Currently the asset base of Insurance companies in Zimbabwe sits at over $4 billion dollars just shy of the country’s national budget and if people would put their trust on insurance companies there will be enough internal savings for insurance companies and pension funds to reinvest in capital projects that will rebuild the economy of Zimbabwe.

“My theory is based on the past experiences when this country was under sanctions in post 1965, yet the country continued to grow. If you track the growth that was spurred on during that period you see that there is actually a positive correlation between the growth that was happening in terms of the infrastructure that was being made in the country and penetration rate of insurance in the GDP,” pointed out Mr Ngwerume.

Mr Ngwerume highlighted that for Zimbabwe to get back to these glory days, every Zimbabwean had a part to play. And the first step towards this journey was to develop an internal savings culture and the taking up of insurance products in the market.
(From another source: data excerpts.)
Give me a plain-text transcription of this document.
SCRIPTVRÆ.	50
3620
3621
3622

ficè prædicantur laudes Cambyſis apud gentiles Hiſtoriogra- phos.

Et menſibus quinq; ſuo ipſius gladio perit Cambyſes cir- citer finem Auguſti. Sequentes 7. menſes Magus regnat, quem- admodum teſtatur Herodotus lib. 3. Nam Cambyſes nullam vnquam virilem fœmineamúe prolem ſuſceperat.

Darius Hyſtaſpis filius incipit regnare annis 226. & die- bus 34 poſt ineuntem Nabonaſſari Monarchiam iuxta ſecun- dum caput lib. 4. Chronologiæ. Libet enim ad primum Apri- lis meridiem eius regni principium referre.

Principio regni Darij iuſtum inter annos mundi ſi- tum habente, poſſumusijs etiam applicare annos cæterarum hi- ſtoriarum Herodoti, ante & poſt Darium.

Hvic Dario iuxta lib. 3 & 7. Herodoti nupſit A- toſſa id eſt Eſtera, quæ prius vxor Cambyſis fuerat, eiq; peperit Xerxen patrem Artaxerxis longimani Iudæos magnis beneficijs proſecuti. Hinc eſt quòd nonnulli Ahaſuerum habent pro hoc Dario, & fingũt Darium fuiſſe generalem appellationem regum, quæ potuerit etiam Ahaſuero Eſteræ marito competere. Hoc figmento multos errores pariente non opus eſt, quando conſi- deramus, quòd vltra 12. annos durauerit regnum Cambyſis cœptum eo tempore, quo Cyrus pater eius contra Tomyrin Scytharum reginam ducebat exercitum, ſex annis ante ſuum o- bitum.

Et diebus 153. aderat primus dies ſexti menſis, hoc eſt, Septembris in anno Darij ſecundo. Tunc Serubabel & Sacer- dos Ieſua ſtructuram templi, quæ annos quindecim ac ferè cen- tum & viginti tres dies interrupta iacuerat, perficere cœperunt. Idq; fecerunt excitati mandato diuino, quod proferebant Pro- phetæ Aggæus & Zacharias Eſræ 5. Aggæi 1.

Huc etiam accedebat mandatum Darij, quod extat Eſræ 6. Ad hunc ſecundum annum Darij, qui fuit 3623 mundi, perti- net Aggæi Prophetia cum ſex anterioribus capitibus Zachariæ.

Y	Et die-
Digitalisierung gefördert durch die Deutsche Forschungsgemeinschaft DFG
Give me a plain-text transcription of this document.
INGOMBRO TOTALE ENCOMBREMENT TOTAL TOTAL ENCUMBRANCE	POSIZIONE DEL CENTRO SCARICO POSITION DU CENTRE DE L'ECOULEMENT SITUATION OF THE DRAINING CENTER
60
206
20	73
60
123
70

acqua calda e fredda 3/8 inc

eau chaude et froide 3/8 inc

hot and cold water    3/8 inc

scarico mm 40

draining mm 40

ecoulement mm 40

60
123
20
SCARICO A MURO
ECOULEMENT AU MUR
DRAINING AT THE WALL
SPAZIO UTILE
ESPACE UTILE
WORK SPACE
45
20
The second step was to abandon donor dependents and to only see Foreign Direct Investments (FDI) as just the cherry on the top, but not as the endgame.

“In fact for any FDI investor it’s always even safer to invest in an environment where there is a lot of local savings and that gives lot of confidence to the FDI investor to say that well if the locals trusts savings in their environment it means my investments will actually be protected,” he explained.

The problem however is that people have lost trust in the financial services sector in general and the insurance sector in particular since the hyper-inflationary period and the conversion era when a lot of people lost their investments in insurance companies and pension funds. This has largely destabilised the entire financial sector.

“We need this industry to operate properly because we know what the benefit of it working properly is to our own livelihoods,” Mr Ngwerume highlighted.

For this to happen there is a need to rebuild consumer confidence on the insurance sector. “This will be done through an improvement in, “transparency, corporate governance principles and the development of innovative insurance products,” said Head of Risk Management at Insurance and Pensions Commission (IPEC), Mr Josphat Kakwere. Marketing Officer, Tafadzwa Chiutsi speaking at the breakfast meeting said that it was important that insurance companies develop affordable innovative insurance products for the poor to not only make certain that every Zimbabwean was protected from day to day risks but to also increase the insurance penetration rate.

Mr Ngwerume also highlighted that journalists were also key element in boosting consumer confidence in the industry, through creative elaboration of insurance products and informing the public on the importance of insurance cover.

“This is why we have gathered you here. You are right people to take us through this journey, you are the right people who can actually assist us to put Zimbabwe back on a pedestal from where it can form its own capital,” asserted Ngwerume.

The Insurance Journalists Mentorship Program in Zimbabwe is hosted and sponsored by, to enrich Journalists’ understanding of insurance and the dynamics of the environment within which it exists; so as to stimulate them to write more avidly and more frequently on the subject.